Part II of the volume comprises a group of papers with a functional and socio-cognitive approach to evaluation, emotion and persuasion. In doing so, they attempt to throw light on the ways the social and cognitive construal of affective and emphathetic dispositions affect evaluative discourse. Furthermore, these papers study the ways in which individual minds and linguistic processes are shaped by their interaction with socio-cultural structures and practices by being together with other embodied minds (Zlatev 2007, Pishwa 2009).
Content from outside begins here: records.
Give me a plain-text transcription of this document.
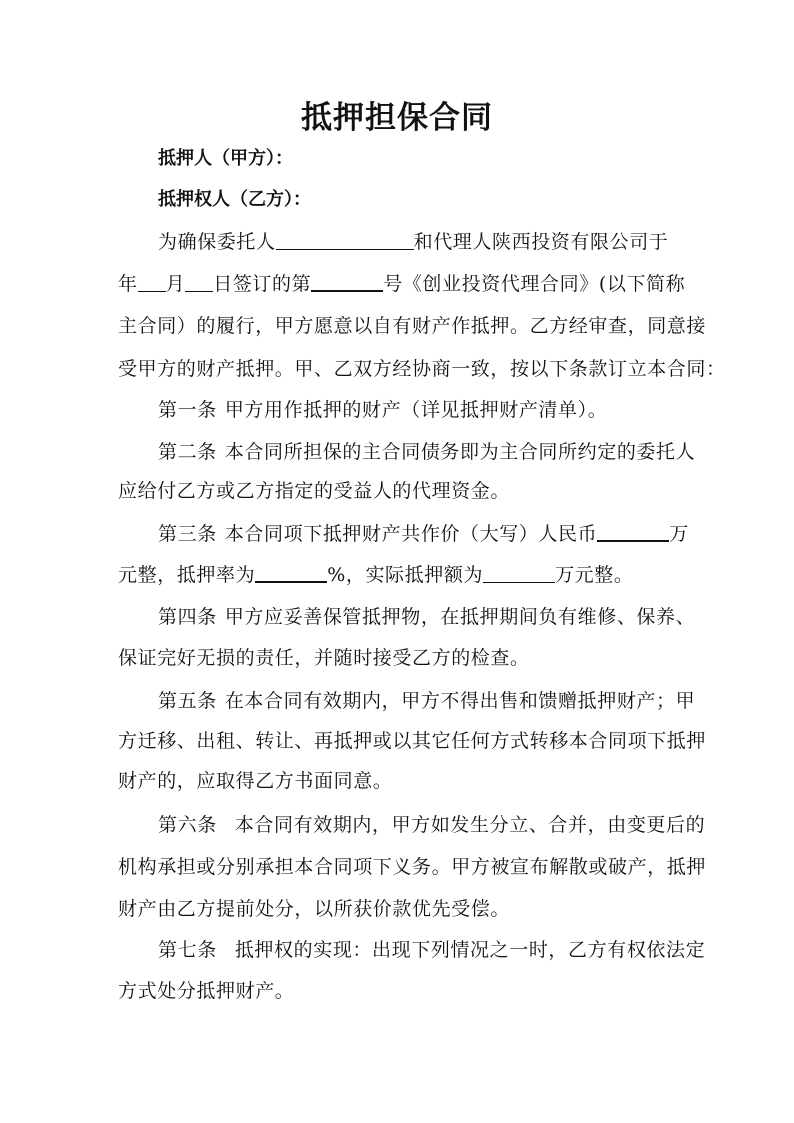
抵押担保合同
抵押人（甲方）：
抵押权人（乙方）：
为确保委托人	和代理人陕西投资有限公司于
年 月 日签订的第	号《创业投资代理合同》(以下简称
主合同）的履行，甲方愿意以自有财产作抵押。乙方经审查，同意接
受甲方的财产抵押。甲、乙双方经协商一致，按以下条款订立本合同：
第一条 甲方用作抵押的财产（详见抵押财产清单）。
第二条 本合同所担保的主合同债务即为主合同所约定的委托人
应给付乙方或乙方指定的受益人的代理资金。
第三条 本合同项下抵押财产共作价（大写）人民币	万
元整，抵押率为	%，实际抵押额为	万元整。
第四条 甲方应妥善保管抵押物，在抵押期间负有维修、保养、
保证完好无损的责任，并随时接受乙方的检查。
第五条 在本合同有效期内，甲方不得出售和馈赠抵押财产；甲
方迁移、出租、转让、再抵押或以其它任何方式转移本合同项下抵押
财产的，应取得乙方书面同意。
第六条 本合同有效期内，甲方如发生分立、合并，由变更后的
机构承担或分别承担本合同项下义务。甲方被宣布解散或破产，抵押
财产由乙方提前处分，以所获价款优先受偿。
第七条 抵押权的实现：出现下列情况之一时，乙方有权依法定
方式处分抵押财产。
‘Delving into the Psychotic Mind of Norma(n) Bates: Evaluation and the Authorial Voice in Narrative Fiction’ by Joaquín Primo-Pacheco. Primo-Pacheco focuses on literary discourse and explores the use of evaluative and persuasive strategies in the first chapter of Robert Bloch’s suspense novel Psycho. By recourse to the positive versus negative loading of the attitude sub-system in the appraisal framework, the analysis sheds light on the linguistic means by which evaluation fosters relations of alignment and disalignment of prospective readers with the two main characters (Norman and Norma Bates), so as to persuade readers to appraise Norman as a harmless man and Norma as a tyrant who is capable of committing murder, thus ensuring the final surprise twist where these assessments are proven incorrect. In so doing, Primo-Pacheco demonstrates how evaluation and persuasion can play a central role in the construal of narrative fiction.
‘Romantic Homosexual Male Construction of Identity in Love Song Lyrics’ by Ionut Alecsandru. In his current study, Alecsandru undergoes a discourse analysis of eight lyrics by means of the synchronic transitivity analysis to discover whether homosexual males construct their identities as active doers or compliant doers when their identities are overtly stated and when they are not in the romantic relationships depicted in each song. To address this issue, two data sets were compiled: corpus A, in which the identity of the singer and his lover is overtly addressed through the direct indexing, and corpus B, in which the singer and his lover’s identity is unstated. Alecsandru’s study shows that in corpus A, the participants in the romantic relationship seem to act on a level of equality, whereas, in corpus B, they act upon each other.